Using the Seduction of Fraud Diamond in capital project audits

Auditors have long relied on the Fraud Triangle—pressure, opportunity and rationalization—to assess fraud risk. While foundational, prior research published in California CPA has shown that many modern, large-scale frauds do not always fit neatly within this model.

The Seduction of Fraud (SoF) Diamond expands traditional fraud thinking by introducing four behavioral and environmental risk factors often present in significant frauds: opportunity, temptation, entitlement and boldness. For auditors involved in engagements with large capital projects, this framework can serve as a useful supplemental lens when exercising professional skepticism.

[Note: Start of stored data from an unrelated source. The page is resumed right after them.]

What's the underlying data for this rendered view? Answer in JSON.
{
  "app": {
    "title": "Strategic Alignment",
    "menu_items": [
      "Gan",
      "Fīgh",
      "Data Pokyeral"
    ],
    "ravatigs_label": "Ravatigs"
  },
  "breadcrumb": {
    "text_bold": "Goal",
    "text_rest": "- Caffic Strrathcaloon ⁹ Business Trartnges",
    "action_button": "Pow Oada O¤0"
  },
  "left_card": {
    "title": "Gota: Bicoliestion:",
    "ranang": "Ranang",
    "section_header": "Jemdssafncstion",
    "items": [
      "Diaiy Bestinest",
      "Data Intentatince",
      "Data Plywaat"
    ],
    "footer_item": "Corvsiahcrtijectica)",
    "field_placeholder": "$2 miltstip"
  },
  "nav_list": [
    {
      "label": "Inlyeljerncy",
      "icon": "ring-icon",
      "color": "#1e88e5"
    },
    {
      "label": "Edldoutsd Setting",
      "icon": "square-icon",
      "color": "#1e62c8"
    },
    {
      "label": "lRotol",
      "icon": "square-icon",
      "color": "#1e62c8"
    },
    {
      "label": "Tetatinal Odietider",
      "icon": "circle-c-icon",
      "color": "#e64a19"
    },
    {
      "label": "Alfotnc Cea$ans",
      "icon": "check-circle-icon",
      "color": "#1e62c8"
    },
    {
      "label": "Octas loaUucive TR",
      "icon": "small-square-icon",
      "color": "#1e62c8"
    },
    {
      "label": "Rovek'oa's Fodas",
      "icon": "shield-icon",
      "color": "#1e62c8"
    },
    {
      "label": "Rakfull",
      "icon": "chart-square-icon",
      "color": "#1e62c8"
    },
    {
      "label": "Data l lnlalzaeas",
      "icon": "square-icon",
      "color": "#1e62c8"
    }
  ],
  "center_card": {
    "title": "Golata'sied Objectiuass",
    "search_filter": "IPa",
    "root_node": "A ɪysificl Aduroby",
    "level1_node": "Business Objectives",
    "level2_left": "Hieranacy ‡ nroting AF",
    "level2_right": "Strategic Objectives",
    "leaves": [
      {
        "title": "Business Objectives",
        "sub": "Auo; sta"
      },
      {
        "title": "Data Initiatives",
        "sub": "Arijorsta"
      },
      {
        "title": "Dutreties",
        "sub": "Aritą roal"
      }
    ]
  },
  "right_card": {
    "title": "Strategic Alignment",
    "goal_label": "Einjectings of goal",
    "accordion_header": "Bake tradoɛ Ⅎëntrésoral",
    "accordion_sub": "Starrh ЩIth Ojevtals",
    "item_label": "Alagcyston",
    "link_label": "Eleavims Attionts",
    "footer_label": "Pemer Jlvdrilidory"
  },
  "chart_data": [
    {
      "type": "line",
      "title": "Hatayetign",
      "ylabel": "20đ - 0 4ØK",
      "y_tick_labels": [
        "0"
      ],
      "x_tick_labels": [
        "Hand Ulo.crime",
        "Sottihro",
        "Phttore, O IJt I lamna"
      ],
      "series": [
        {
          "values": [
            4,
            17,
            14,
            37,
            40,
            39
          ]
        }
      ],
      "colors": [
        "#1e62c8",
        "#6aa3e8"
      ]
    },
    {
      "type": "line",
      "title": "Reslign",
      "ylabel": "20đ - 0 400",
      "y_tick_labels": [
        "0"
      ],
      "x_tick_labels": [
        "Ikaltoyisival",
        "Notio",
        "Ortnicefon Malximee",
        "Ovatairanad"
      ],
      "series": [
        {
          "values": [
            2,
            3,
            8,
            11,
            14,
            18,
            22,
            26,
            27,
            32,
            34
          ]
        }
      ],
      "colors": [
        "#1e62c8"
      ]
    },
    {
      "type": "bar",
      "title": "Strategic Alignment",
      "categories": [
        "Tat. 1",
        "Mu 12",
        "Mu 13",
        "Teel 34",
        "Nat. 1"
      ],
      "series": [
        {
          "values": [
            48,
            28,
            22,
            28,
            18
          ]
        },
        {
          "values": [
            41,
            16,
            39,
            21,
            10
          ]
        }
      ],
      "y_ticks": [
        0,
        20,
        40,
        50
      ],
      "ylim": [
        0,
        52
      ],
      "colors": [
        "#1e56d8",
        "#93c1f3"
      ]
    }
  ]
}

Applying the SoF Diamond to capital projects:

• Opportunity: Decentralized authority, compressed timelines, weak segregation of duties and heavy reliance on project-level estimates can create expanded opportunities for misstatement or fraud.

• Temptation: Schedule pressure, financial incentives tied to milestones and fear of project failure can encourage control overrides or delayed recognition of unfavorable information.

• Entitlement: Project leaders may rationalize exceptions to controls under a “project success at all costs” mindset, particularly when projects are considered critical or high-profile.

• Boldness: Strong personalities willing to override controls, resist challenge, or dismiss concerns can materially increase management override risk.

Why does this matters to auditors? Auditors are not expected to diagnose intent or personality traits. However, awareness of these dynamics can help auditors identify areas requiring heightened skepticism, better evaluate whistleblower allegations and more clearly document fraud risk considerations in complex project environments.

When capital projects later become the subject of investigations, disputes or litigation, audit judgments are often evaluated in hindsight. Using a structured lens such as the SoF Diamond can help auditors demonstrate that fraud risk assessments considered not only transactional risks, but also the behavioral and governance realities of large projects.

Final thoughts

Large capital projects present unavoidable risk, and not every project failure reflects an audit deficiency. However, when projects experience significant fraud, waste or abuse, auditors are often pulled into the narrative—fairly or not.

By understanding how project risks, behavioral dynamics, compliance failures and disputes intersect, CPAs can better position themselves to answer the inevitable question—“Where were the auditors?”—with confidence, clarity and defensible professional judgment.